Hello! I’m Tony Fujs, Director of Evaluation at the Latin American Youth Center, a DC based non-profit organization. When asked about the role of my department, I often respond that it aims to be “the GPS unit of the organization”, showing decision-makers whether the organization is on track or not toward achieving its goals.
I like the GPS analogy because it is simple and easy to understand. It also provides an interesting framework to think about performance measurement systems, and how to improve them.
Nonprofits Performance measurement systems
|Where we are:
||Where we want to be:
Image credit: Biblioteca de la Facultad de Derecho y Ciencias del Trabajo
Image credit: Tony Fujs
Let’s look at a few concrete examples to illustrate this point:
Lessons Learned: On data collection.
Recognize that data collection is always a burden: Collect only what is needed. Eliminate manual data entry whenever possible; if not possible make the user interface as intuitive as possible.
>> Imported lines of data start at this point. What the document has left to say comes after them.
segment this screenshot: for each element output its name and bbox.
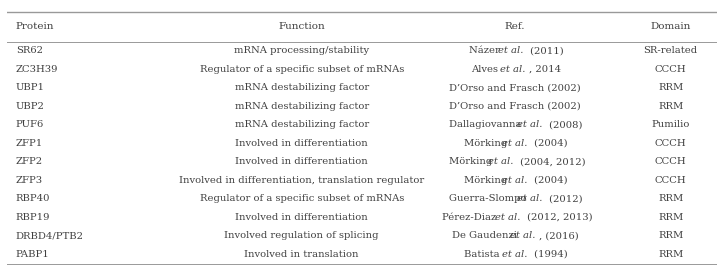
Text: UBP2: UBP2: [16, 102, 45, 111]
Text: ZC3H39: ZC3H39: [16, 65, 58, 74]
Text: CCCH: CCCH: [654, 157, 686, 166]
Text: mRNA destabilizing factor: mRNA destabilizing factor: [235, 102, 369, 111]
Text: (1994): (1994): [531, 250, 568, 259]
Text: (2008): (2008): [546, 120, 582, 129]
Text: Pérez-Diaz: Pérez-Diaz: [442, 213, 500, 222]
Text: Regulator of a specific subset of mRNAs: Regulator of a specific subset of mRNAs: [200, 65, 404, 74]
Text: et al.: et al.: [497, 46, 523, 55]
Text: Protein: Protein: [16, 22, 54, 31]
Text: mRNA destabilizing factor: mRNA destabilizing factor: [235, 120, 369, 129]
Text: , (2016): , (2016): [539, 231, 578, 240]
Text: CCCH: CCCH: [654, 176, 686, 185]
Text: (2004): (2004): [531, 139, 568, 148]
Text: Názer: Názer: [468, 46, 502, 55]
Text: SR-related: SR-related: [644, 46, 698, 55]
Text: CCCH: CCCH: [654, 65, 686, 74]
Text: UBP1: UBP1: [16, 83, 45, 92]
Text: Guerra-Slompo: Guerra-Slompo: [450, 194, 530, 203]
Text: RRM: RRM: [658, 194, 683, 203]
Text: ZFP2: ZFP2: [16, 157, 43, 166]
Text: Regulator of a specific subset of mRNAs: Regulator of a specific subset of mRNAs: [200, 194, 404, 203]
Text: Involved in differentiation: Involved in differentiation: [235, 213, 368, 222]
Text: Involved in translation: Involved in translation: [245, 250, 359, 259]
Text: Involved regulation of splicing: Involved regulation of splicing: [224, 231, 379, 240]
Text: et al.: et al.: [502, 250, 528, 259]
Text: Function: Function: [278, 22, 325, 31]
Text: et al.: et al.: [500, 65, 526, 74]
Text: Dallagiovanna: Dallagiovanna: [450, 120, 525, 129]
Text: DRBD4/PTB2: DRBD4/PTB2: [16, 231, 84, 240]
Text: CCCH: CCCH: [654, 139, 686, 148]
Text: Pumilio: Pumilio: [652, 120, 690, 129]
Text: RRM: RRM: [658, 231, 683, 240]
Text: et al.: et al.: [502, 176, 528, 185]
Text: RRM: RRM: [658, 83, 683, 92]
Text: (2011): (2011): [526, 46, 563, 55]
Text: et al.: et al.: [517, 120, 542, 129]
Text: Alves: Alves: [471, 65, 501, 74]
Text: mRNA destabilizing factor: mRNA destabilizing factor: [235, 83, 369, 92]
Text: Domain: Domain: [650, 22, 691, 31]
Text: RRM: RRM: [658, 250, 683, 259]
Text: , 2014: , 2014: [529, 65, 561, 74]
Text: (2004): (2004): [531, 176, 568, 185]
Text: (2004, 2012): (2004, 2012): [517, 157, 586, 166]
Text: Mörking: Mörking: [450, 157, 496, 166]
Text: Involved in differentiation: Involved in differentiation: [235, 157, 368, 166]
Text: RBP19: RBP19: [16, 213, 50, 222]
Text: et al.: et al.: [510, 231, 535, 240]
Text: mRNA processing/stability: mRNA processing/stability: [234, 46, 369, 55]
Text: et al.: et al.: [502, 139, 528, 148]
Text: (2012, 2013): (2012, 2013): [524, 213, 593, 222]
Text: D’Orso and Frasch (2002): D’Orso and Frasch (2002): [449, 83, 581, 92]
Text: Batista: Batista: [464, 250, 502, 259]
Text: RRM: RRM: [658, 213, 683, 222]
Text: PUF6: PUF6: [16, 120, 44, 129]
Text: PABP1: PABP1: [16, 250, 49, 259]
Text: et al.: et al.: [495, 213, 521, 222]
Text: Involved in differentiation, translation regulator: Involved in differentiation, translation…: [179, 176, 424, 185]
Text: De Gaudenzi: De Gaudenzi: [452, 231, 520, 240]
Text: RBP40: RBP40: [16, 194, 50, 203]
Text: Ref.: Ref.: [505, 22, 525, 31]
Text: Mörking: Mörking: [464, 139, 510, 148]
Text: Mörking: Mörking: [464, 176, 510, 185]
Text: D’Orso and Frasch (2002): D’Orso and Frasch (2002): [449, 102, 581, 111]
Text: (2012): (2012): [546, 194, 583, 203]
Text: Involved in differentiation: Involved in differentiation: [235, 139, 368, 148]
Text: ZFP1: ZFP1: [16, 139, 43, 148]
Text: et al.: et al.: [488, 157, 513, 166]
Text: ZFP3: ZFP3: [16, 176, 43, 185]
Text: et al.: et al.: [517, 194, 542, 203]
Text: RRM: RRM: [658, 102, 683, 111]
Text: SR62: SR62: [16, 46, 43, 55]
On data processing. Automate, automate, automate: Internal evaluators generally work with different instances of the same data sets, therefore data cleaning and other analytical tasks can easily be automated: Use programming tools like Excel macros or R. Modern databases can also be customized to automatically “catch” data entry errors.
Hot Tip: Want to learn more about efficient data processing? I’ll be running a workshop on data management at the next EERS conference.
On providing actionable information
Make sure the information generated by the performance measurement system is useful and understandable for the end user.
Make evaluation results hard to ignore: For instance, they could be displayed on a giant TV screen in the hall of the organization building, so nobody can enter the building without seeing them.
Simple is beautiful
Building a culture of data is often cited as a critical step in generating buy-in toward performance measurement systems. It is a critical step indeed, but partly because performance measurement systems are often perceived as complex and cumbersome by the end-user. Drivers adopted the GPS because it is useful and easy to use, not because they developed a culture of data. Building useful, simple, and intuitive performance measurement systems can also be a powerful and sustainable strategy to generate buy-in.